Minessi dopo il basket?
«Ci penso tutti i giorni. Mi è ancora troppo difficile vedermi altrove. Sono convinto che qualcosa farò perchè mi adatto a far tutto, ma mi sono bastati questi dieci minuti in due partite per pensare che sono ancora un giocatore».

Rimandiamo ancora un po' il ritiro allora?
«Si mi piacerebbe molto».

Politica dello sport: cambiamenti in corsa, wild card, riforme e riforme delle riforme. Che idea si è fatto da giocatore? Cosa servirebbe al basket per fare un salto di qualità?
«Secondo me il meccanismo non funziona già dal basso. Dalla B, con l'obbligo di far giocare un tot di italiani e che tutela i giovani.  È sbagliato, perchè il giovane sa che tanto gioca comunque.  Ho visto tanti ragazzi nelle serie minori che avrebbero potuto giocare in serie maggiori ma hanno preferito restare dov’erano...».

Per motivi economici intende?
«Non solo, ma anche per quelli: io ne sono un esempio. Ero coccolato e stracoccolato. Poi un giorno, troppo tardi, mi sono svegliato e ho preferito rinunciare a dei soldi e coltivare i miei sogni».

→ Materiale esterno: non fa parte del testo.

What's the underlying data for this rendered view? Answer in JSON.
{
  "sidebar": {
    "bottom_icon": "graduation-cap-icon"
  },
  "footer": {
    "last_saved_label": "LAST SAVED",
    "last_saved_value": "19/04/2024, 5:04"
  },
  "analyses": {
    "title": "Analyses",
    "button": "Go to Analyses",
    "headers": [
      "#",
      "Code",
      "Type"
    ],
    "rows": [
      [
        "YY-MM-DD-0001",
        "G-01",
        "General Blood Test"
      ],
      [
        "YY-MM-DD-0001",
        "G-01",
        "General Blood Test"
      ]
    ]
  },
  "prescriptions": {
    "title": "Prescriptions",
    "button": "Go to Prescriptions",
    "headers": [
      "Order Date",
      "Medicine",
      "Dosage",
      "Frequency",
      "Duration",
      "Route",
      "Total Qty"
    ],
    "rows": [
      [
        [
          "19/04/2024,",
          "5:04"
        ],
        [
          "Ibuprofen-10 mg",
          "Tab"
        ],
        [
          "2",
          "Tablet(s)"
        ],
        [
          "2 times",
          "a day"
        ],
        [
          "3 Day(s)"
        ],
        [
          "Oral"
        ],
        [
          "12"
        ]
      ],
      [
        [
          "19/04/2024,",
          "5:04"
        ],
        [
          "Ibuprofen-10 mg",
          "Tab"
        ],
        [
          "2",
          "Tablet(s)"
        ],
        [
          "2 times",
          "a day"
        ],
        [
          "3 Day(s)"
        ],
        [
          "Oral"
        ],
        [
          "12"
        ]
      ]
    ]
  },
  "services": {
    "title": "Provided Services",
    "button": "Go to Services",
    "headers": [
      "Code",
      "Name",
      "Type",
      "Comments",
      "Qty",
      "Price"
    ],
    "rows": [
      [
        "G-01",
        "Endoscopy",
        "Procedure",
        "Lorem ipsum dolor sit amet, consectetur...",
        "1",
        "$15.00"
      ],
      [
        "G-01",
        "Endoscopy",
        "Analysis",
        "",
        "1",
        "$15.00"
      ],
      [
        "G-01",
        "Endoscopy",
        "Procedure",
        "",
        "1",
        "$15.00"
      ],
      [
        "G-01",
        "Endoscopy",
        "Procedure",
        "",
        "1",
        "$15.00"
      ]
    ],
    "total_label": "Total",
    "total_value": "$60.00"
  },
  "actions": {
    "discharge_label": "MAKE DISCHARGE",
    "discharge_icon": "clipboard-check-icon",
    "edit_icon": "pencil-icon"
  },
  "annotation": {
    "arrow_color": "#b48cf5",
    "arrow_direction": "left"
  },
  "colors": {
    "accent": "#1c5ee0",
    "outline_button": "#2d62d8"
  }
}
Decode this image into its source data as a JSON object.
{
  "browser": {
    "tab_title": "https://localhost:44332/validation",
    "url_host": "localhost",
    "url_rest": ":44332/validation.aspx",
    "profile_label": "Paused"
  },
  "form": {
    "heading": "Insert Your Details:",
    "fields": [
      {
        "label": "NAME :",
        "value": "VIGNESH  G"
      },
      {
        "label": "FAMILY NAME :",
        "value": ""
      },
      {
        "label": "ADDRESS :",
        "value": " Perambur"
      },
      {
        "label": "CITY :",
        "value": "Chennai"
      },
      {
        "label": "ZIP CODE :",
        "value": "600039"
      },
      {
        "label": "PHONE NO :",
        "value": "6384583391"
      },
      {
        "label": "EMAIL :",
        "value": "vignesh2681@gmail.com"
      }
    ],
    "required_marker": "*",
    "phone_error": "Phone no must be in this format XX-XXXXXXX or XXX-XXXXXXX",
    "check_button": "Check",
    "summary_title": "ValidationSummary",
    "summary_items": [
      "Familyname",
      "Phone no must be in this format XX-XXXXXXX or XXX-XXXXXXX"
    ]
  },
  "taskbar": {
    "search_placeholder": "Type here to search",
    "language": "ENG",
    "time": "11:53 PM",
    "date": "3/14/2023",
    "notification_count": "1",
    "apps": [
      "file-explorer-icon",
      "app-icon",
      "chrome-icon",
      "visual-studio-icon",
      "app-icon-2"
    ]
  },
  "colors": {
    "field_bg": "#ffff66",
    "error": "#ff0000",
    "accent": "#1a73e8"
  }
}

Qualche chiamata l'ha avuta negli anni dall A.
«Si dalla LegaDue, ma con meno stipendio. A 30 anni fai due calcoli: devo comprarmi una casa, quanto posso ancora giocare,  e fai i tuoi calcoli. E' un problema del sistema di oggi, che ti porta a questo. Senza incolpare nessuno».
 
C’è un giocatore che l'ha impressionata più di altri?
«Fra gli stranieri Drake Diener. Non suda neanche quando gioca... Ha dei tempi incredibili. Fra gli italiani un bresciano come me, anche se lo conosco poco, sicuramente  Aradori, che fa canestro con una semplicità disarmante, un grande talento».

Radio gossip la dà anche fidanzato. Minessi ha messo la testa a posto?
«Sì sono fidanzato da un anno. E sono felicissimo. Lei è una persona stupenda».

Conosciuta nel mondo del basket?
«Macchè, affatto. Una delle cose che mi ha fatto pensare che fosse la persona giusta, è stato quando l'anno scorso mi ha detto di aver sentito della partita contro Milano e che fosse contenta che avessimo pareggiato (ride, ndr). Poi però in queste due ultime partite lei era al palazzetto e saperla lì mi ha dato ancora più energia».